I am attempting to learn web scraping by fetching and saving product items from the Etsy web page into a JSON file. However, I've encountered a discrepancy between the number of products I can retrieve using a search query page versus an Etsy-defined category page. When scraping a pre-defined category page, such as https://www.etsy.com/uk/c/electronics-and-accessories/gadgets?ref=catnav-11049, I get 47 results (still less than the 64 present on the page). However, if I scrape a search query page, such as https://www.etsy.com/uk/search?q=gadgets&ref=search_bar, I only get 7 results.
I thought this could be due to items being loaded differently for search queries and category pages? I tried to combat this by utilizing Splash to handle JavaScript using Docker and configured Scrapy to make requests to Splash for the search query page. However, I'm still only able to scrape a limited number of products from the search query page, even though I can see more products when I view it manually.
import scrapy
from scrapy_splash import SplashRequest
import logging
class EtsySpider(scrapy.Spider):
name = 'etsy'
start_urls = ['https://www.etsy.com/c/electronics-and-accessories/gadgets?']
item_id = 0
def start_requests(self):
for url in self.start_urls:
yield SplashRequest(url, self.parse, args={'wait': 2}, meta={'splash': {'endpoint': 'render.html'}})
self.log(f"Splash request: {url}", level=logging.INFO)
def parse(self, response):
for products in response.css('div.js-merch-stash-check-listing'):
yield {
'id': self.item_id,
'name': products.css('h3.wt-text-caption::text').get().strip(),
'category': response.css('#global-enhancements-search-query::attr(value)').get(),
'price': products.css('span.currency-value::text').get(),
'item_link': products.css('a.listing-link').attrib['href'],
'img_link': products.css('img.wt-width-full::attr(src)').get(),
'listing_id': products.css('div.js-merch-stash-check-listing.v2-listing-card::attr(data-listing-id)').get()
}
self.item_id += 1
"""next_buttons = response.css('a.wt-btn.wt-btn--small.wt-action-group__item.wt-btn--icon')

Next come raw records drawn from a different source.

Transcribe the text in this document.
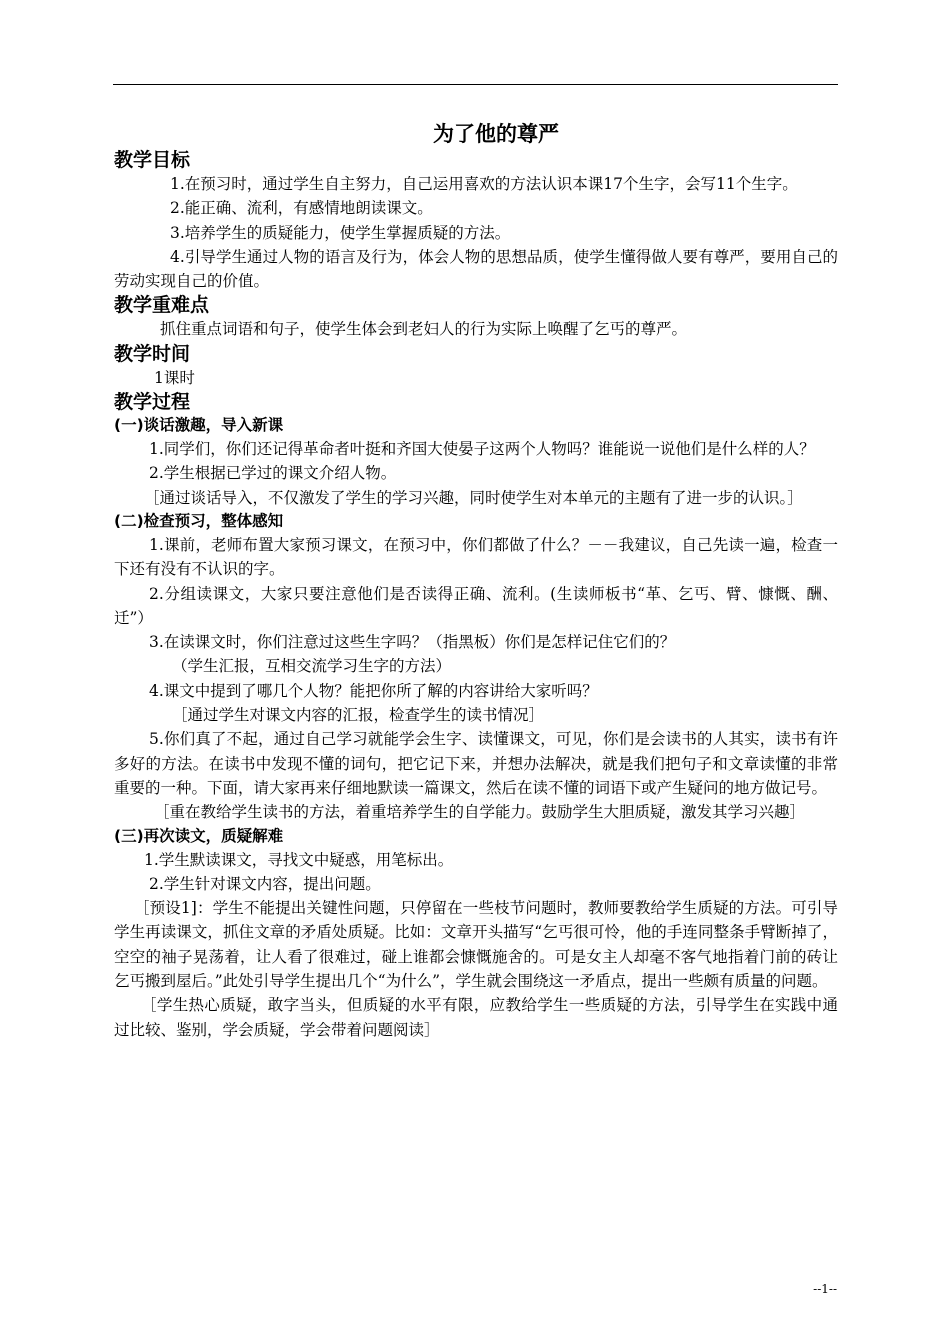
为了他的尊严
教学目标

1.在预习时，通过学生自主努力，自己运用喜欢的方法认识本课17个生字，会写11个生字。

2.能正确、流利，有感情地朗读课文。

3.培养学生的质疑能力，使学生掌握质疑的方法。

4.引导学生通过人物的语言及行为，体会人物的思想品质，使学生懂得做人要有尊严，要用自己的劳动实现自己的价值。

教学重难点

抓住重点词语和句子，使学生体会到老妇人的行为实际上唤醒了乞丐的尊严。

教学时间

1课时

教学过程
(一)谈话激趣，导入新课

1.同学们，你们还记得革命者叶挺和齐国大使晏子这两个人物吗？谁能说一说他们是什么样的人？

2.学生根据已学过的课文介绍人物。

［通过谈话导入，不仅激发了学生的学习兴趣，同时使学生对本单元的主题有了进一步的认识。］

(二)检查预习，整体感知

1.课前，老师布置大家预习课文，在预习中，你们都做了什么？－－我建议，自己先读一遍，检查一下还有没有不认识的字。

2.分组读课文，大家只要注意他们是否读得正确、流利。(生读师板书“革、乞丐、臂、慷慨、酬、迁”）

3.在读课文时，你们注意过这些生字吗？（指黑板）你们是怎样记住它们的？

（学生汇报，互相交流学习生字的方法）

4.课文中提到了哪几个人物？能把你所了解的内容讲给大家听吗？

［通过学生对课文内容的汇报，检查学生的读书情况］

5.你们真了不起，通过自己学习就能学会生字、读懂课文，可见，你们是会读书的人其实，读书有许多好的方法。在读书中发现不懂的词句，把它记下来，并想办法解决，就是我们把句子和文章读懂的非常重要的一种。下面，请大家再来仔细地默读一篇课文，然后在读不懂的词语下或产生疑问的地方做记号。

［重在教给学生读书的方法，着重培养学生的自学能力。鼓励学生大胆质疑，激发其学习兴趣］

(三)再次读文，质疑解难

1.学生默读课文，寻找文中疑惑，用笔标出。

2.学生针对课文内容，提出问题。

［预设1]：学生不能提出关键性问题，只停留在一些枝节问题时，教师要教给学生质疑的方法。可引导学生再读课文，抓住文章的矛盾处质疑。比如：文章开头描写“乞丐很可怜，他的手连同整条手臂断掉了，空空的袖子晃荡着，让人看了很难过，碰上谁都会慷慨施舍的。可是女主人却毫不客气地指着门前的砖让乞丐搬到屋后。”此处引导学生提出几个“为什么”，学生就会围绕这一矛盾点，提出一些颇有质量的问题。

［学生热心质疑，敢字当头，但质疑的水平有限，应教给学生一些质疑的方法，引导学生在实践中通过比较、鉴别，学会质疑，学会带着问题阅读］

--1--
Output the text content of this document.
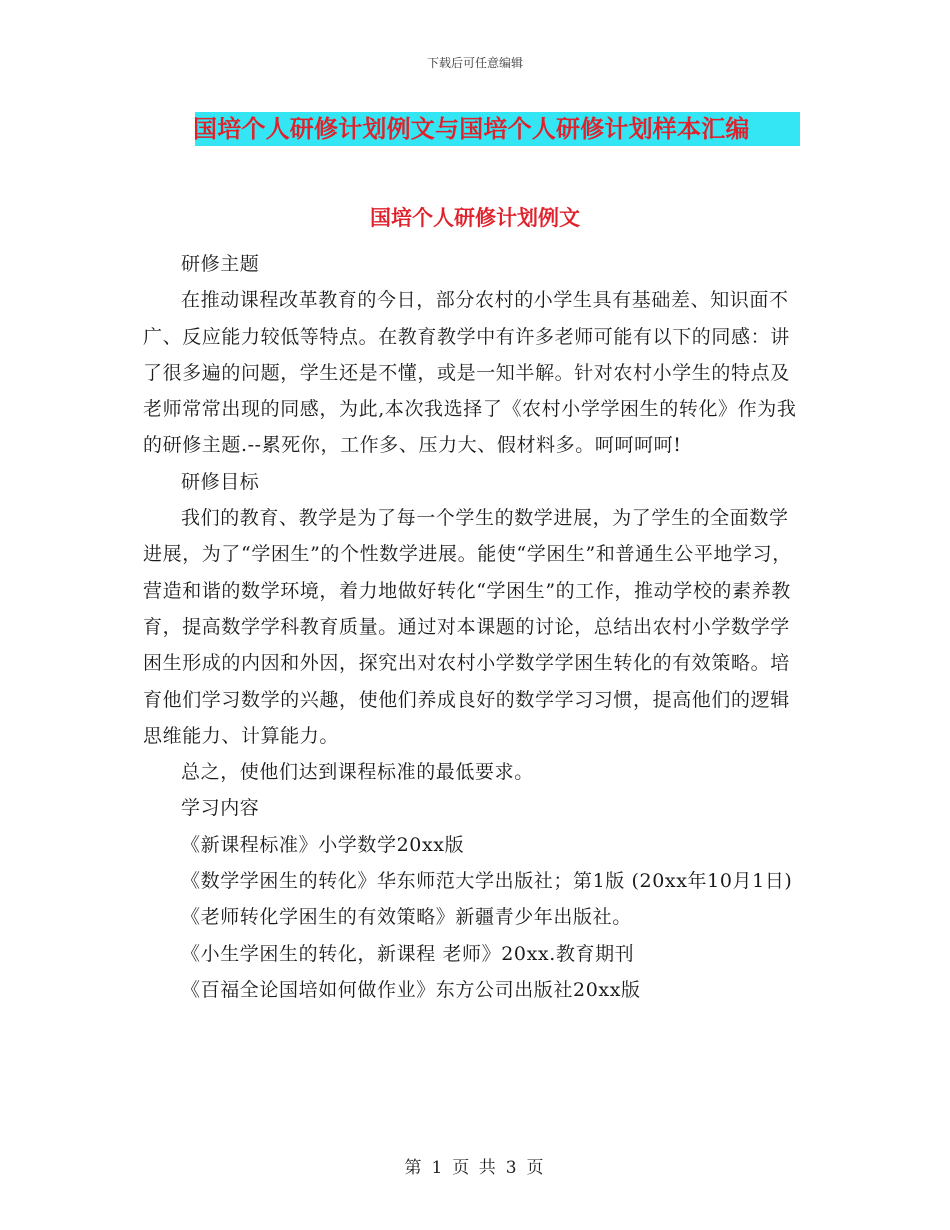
下载后可任意编辑
国培个人研修计划例文与国培个人研修计划样本汇编
国培个人研修计划例文

研修主题

在推动课程改革教育的今日，部分农村的小学生具有基础差、知识面不广、反应能力较低等特点。在教育教学中有许多老师可能有以下的同感：讲了很多遍的问题，学生还是不懂，或是一知半解。针对农村小学生的特点及老师常常出现的同感，为此,本次我选择了《农村小学学困生的转化》作为我的研修主题.--累死你，工作多、压力大、假材料多。呵呵呵呵!

研修目标

我们的教育、教学是为了每一个学生的数学进展，为了学生的全面数学进展，为了“学困生”的个性数学进展。能使“学困生”和普通生公平地学习，营造和谐的数学环境，着力地做好转化“学困生”的工作，推动学校的素养教育，提高数学学科教育质量。通过对本课题的讨论，总结出农村小学数学学困生形成的内因和外因，探究出对农村小学数学学困生转化的有效策略。培育他们学习数学的兴趣，使他们养成良好的数学学习习惯，提高他们的逻辑思维能力、计算能力。

总之，使他们达到课程标准的最低要求。

学习内容

《新课程标准》小学数学20xx版

《数学学困生的转化》华东师范大学出版社；第1版 (20xx年10月1日)

《老师转化学困生的有效策略》新疆青少年出版社。

《小生学困生的转化，新课程 老师》20xx.教育期刊

《百福全论国培如何做作业》东方公司出版社20xx版

第 1 页 共 3 页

next_page_button = next_buttons[-1]
next_page_link = next_page_button.css('::attr(href)').get()
if next_page_link is not None:
yield response.follow(next_page_link, callback=self.parse)"""
This is my spider class for scraping the site, note I have commented out the section at the bottom for traversing to the next page as I wanted to succesfully scrape the entire page as a start.
I'm not sure if there is some mistake in the way I'm scraping or with the html queries used. Can anyone provide insights into why I might be experiencing this behavior and suggest potential solutions to scrape all products from the Etsy search query page?